Just then a fever of denunciation spread through the town. Never a scullion but believed himself a Brutus for the betrayal of the masters who had furnished him with a living.

I was continuously on the alert, and a faithful servant was ready to warn me at the first sound of the knocker. Fully dressed I would throw myself on my bed or into an arm-chair. I carried about with me the key of the small gate in the garden. But as those execrable September days dragged on, when I learned that hundreds of prisoners had been massacred without the least public protest, and under the approving eyes of the magistrates, horror at length got the better of fear in my mind, and I blushed to be taking such precautions for my safety, and defending with so much forethought an existence which the crimes of my country should have rendered worthless.

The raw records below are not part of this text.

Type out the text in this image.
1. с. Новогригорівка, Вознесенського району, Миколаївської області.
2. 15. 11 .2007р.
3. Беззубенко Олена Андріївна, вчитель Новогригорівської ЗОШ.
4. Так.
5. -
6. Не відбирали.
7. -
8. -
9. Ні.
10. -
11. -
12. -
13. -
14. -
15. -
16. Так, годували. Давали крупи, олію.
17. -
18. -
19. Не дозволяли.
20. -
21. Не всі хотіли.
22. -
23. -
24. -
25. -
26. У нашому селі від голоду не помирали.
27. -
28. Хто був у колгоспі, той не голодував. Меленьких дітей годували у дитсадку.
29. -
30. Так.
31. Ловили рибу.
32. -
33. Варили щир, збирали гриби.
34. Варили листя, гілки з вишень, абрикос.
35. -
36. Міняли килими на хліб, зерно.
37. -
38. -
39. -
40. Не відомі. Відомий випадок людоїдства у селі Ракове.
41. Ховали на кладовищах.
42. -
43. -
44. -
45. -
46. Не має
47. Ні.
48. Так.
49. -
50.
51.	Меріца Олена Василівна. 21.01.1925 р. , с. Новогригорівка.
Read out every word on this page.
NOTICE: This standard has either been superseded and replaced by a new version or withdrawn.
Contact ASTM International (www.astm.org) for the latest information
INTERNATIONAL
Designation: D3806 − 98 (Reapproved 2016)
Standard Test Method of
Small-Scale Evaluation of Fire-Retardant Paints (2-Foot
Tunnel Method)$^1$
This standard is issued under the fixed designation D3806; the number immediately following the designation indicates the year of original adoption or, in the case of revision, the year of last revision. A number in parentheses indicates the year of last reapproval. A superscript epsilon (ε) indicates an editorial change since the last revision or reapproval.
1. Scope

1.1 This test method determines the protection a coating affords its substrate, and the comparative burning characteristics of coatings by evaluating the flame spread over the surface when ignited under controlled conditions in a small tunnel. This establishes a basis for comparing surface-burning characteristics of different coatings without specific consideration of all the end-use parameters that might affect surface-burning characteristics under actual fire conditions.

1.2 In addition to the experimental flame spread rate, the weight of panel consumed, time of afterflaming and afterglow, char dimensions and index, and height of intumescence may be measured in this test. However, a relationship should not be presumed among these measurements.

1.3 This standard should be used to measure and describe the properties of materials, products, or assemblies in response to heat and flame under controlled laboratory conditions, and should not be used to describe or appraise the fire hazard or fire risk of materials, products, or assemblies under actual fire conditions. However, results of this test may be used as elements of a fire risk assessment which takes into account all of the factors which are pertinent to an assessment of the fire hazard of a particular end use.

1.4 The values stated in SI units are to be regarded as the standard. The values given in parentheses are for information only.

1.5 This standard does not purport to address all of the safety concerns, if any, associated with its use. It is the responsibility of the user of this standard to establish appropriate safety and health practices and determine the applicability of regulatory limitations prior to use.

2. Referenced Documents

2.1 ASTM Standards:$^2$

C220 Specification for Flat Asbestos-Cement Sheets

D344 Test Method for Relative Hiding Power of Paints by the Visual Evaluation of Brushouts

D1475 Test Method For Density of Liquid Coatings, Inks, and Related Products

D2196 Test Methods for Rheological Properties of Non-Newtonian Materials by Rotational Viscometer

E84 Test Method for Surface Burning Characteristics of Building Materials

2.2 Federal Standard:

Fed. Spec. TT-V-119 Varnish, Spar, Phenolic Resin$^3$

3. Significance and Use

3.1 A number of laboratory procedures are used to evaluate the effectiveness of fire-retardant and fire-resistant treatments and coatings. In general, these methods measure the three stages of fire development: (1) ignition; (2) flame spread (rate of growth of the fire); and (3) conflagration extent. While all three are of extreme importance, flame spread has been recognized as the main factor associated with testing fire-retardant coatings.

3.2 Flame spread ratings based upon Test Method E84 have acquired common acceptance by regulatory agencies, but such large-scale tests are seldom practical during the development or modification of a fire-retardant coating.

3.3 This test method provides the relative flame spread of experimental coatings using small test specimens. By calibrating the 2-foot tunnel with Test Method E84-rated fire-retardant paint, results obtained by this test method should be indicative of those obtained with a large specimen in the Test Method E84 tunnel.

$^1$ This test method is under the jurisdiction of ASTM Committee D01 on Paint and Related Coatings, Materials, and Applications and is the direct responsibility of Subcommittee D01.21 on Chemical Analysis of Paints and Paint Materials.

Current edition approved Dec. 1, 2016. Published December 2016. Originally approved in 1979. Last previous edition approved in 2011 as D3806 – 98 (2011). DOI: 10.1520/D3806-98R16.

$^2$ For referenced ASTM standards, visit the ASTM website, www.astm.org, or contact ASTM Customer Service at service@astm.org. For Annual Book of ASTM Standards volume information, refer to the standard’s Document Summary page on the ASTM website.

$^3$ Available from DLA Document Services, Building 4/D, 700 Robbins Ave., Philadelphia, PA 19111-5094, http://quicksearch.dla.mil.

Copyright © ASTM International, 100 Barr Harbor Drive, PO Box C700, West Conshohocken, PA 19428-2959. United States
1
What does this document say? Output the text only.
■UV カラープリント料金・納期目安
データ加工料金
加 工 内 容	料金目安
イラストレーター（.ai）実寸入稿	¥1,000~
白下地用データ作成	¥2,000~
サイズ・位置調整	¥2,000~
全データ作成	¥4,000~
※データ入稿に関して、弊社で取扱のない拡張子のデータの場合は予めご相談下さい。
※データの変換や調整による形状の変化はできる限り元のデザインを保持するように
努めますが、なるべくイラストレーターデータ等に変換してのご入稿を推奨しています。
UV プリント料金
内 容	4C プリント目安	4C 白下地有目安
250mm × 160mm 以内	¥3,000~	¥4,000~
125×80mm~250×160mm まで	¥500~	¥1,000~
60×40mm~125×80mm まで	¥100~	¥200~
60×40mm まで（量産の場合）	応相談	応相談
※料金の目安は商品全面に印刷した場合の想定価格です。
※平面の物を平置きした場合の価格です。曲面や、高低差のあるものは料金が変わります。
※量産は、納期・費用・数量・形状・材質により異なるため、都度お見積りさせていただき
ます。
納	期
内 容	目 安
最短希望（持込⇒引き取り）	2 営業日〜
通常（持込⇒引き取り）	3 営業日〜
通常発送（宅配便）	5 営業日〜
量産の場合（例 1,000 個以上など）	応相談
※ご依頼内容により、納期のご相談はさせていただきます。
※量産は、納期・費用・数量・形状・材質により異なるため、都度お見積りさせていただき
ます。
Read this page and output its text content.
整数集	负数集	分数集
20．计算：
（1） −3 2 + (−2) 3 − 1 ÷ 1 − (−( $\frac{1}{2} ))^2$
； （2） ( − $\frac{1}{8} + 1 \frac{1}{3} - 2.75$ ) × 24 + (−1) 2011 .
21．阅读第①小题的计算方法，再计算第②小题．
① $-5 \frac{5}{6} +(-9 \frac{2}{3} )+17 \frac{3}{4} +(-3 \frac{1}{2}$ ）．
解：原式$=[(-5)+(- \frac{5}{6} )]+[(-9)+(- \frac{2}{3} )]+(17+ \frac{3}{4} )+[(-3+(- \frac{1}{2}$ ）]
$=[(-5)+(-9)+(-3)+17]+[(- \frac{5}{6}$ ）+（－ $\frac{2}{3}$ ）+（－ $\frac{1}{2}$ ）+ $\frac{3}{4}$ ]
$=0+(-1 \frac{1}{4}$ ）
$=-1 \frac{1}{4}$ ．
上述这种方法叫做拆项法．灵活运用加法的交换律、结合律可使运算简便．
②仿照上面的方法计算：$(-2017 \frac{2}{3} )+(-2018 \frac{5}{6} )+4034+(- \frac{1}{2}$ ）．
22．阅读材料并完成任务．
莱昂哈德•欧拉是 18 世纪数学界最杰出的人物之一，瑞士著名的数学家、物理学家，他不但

No longer did I shrink from showing myself in the streets or encountering the patrols. Nevertheless, I clung to life. I possessed a powerful charm against my anguish and grief. One delightful vision banished from my sight the whole sombre panorama which unrolled itself before me. I loved Amélie, and her youthful countenance omnipresent to my imagination, held me spell-bound. I loved without hope. Nevertheless, I seemed to myself less unworthy of her now that I was acting like a man of courage. I dared, too, to fancy that the dangers to which I was exposed might render me more interesting to her.